Keep in mind that although this IS a sine function, if you plan on writing your equation as a function of cosine, then by all means, go right ahead. As you can see, the photograph farthest to the right displays the trigonometric graph of
$\displaystyle y = 4cos\:1(3)/(5)x,$ in which you need to replase "sine" with "cosine", then figure out the appropriate C-term that will make the graph horisontally shift and map onto the sine graph [photograph farthest to the left], accourding to the horisontal shift formula above. Also keep in mind that the −C gives you the OPPOCITE TERMS OF WHAT THEY REALLY ARE, so you must be careful with your calculations.
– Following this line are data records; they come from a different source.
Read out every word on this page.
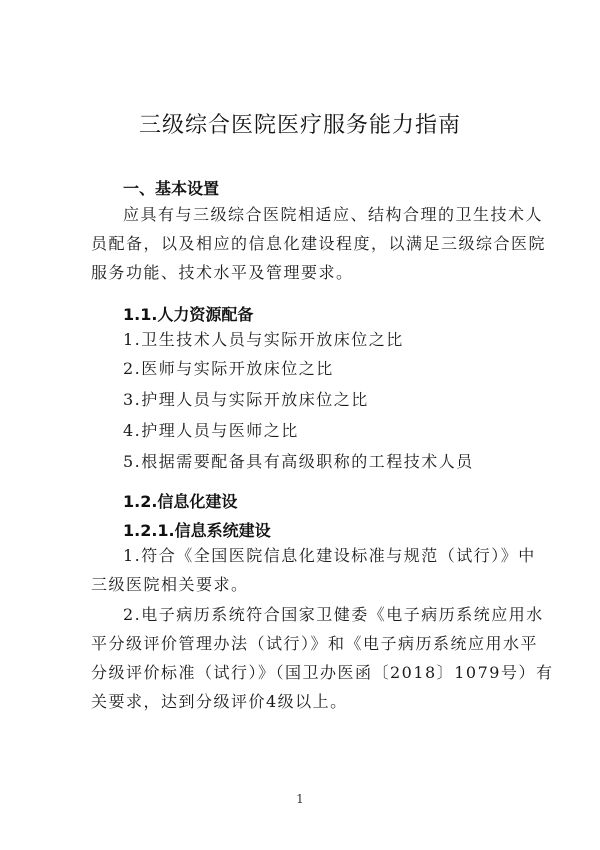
三级综合医院医疗服务能力指南
一、基本设置
应具有与三级综合医院相适应、结构合理的卫生技术人
员配备，以及相应的信息化建设程度，以满足三级综合医院
服务功能、技术水平及管理要求。
1.1.人力资源配备
1.卫生技术人员与实际开放床位之比
2.医师与实际开放床位之比
3.护理人员与实际开放床位之比
4.护理人员与医师之比
5.根据需要配备具有高级职称的工程技术人员
1.2.信息化建设
1.2.1.信息系统建设
1.符合《全国医院信息化建设标准与规范（试行）》中
三级医院相关要求。
2.电子病历系统符合国家卫健委《电子病历系统应用水
平分级评价管理办法（试行）》和《电子病历系统应用水平
分级评价标准（试行）》（国卫办医函〔2018〕1079号）有
关要求，达到分级评价4级以上。
1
So, between the two photographs, we can tell that the cosine graph [photograph farthest to the right] is shifted
$\displaystyle (13)/(16)\pi\:units$ to the left, which means that in order to match the sine graph [photograph farthest to the left], we need to shift the graph FORWARD
$\displaystyle (13)/(16)\pi\:units,$ which means the C-term will be positive, and by perfourming your calculations, you will arrive at
$\displaystyle \boxed{(13)/(16)\pi} = (1(3)/(10)\pi)/(1(3)/(5)).$ So, the cosine graph of the sine graph, accourding to the horisontal shift, is
$\displaystyle y = 4cos\:(1(3)/(5)x - 1(3)/(10)\pi).$ Intermediate, the centre photograph displays the trigonometric graph of
$\displaystyle y = 4sin\:1(3)/(5)x.$ Again, just like before, we must figure out the appropriate C-term that will make this sine graph horisontally shift and map onto the sine graph in the leftward photograph. So, between the two photographs, we can tell that the centre sine graph is shifted
$\displaystyle (3)/(4)\pi\:units$ to the right, which means that in order to match the leftward sine graph, we need to shift the graph BACKWARD
$\displaystyle (3)/(4)\pi\:units,$ which means the C-term will be negative, and by perfourming your calculations, you will arrive at
$\displaystyle \boxed{-(3)/(4)\pi} = (-1(1)/(5)\pi)/(1(3)/(5)).$ So, the sine graph is
$\displaystyle y = 4sin\:(1(3)/(5)x + 1(1)/(5)\pi).$ Now, the amplitude is obvious to figure out because it is the A-term. Moreover, the midline is the centre of your graph, also known as the vertical shift, which in this case the centre is at
$\displaystyle y = 0,$ in which each crest is extended four units beyond the midline, hence, your amplitude. Now, with all that being said, no matter how far the graph shifts vertically, the midline will ALWAYS follow.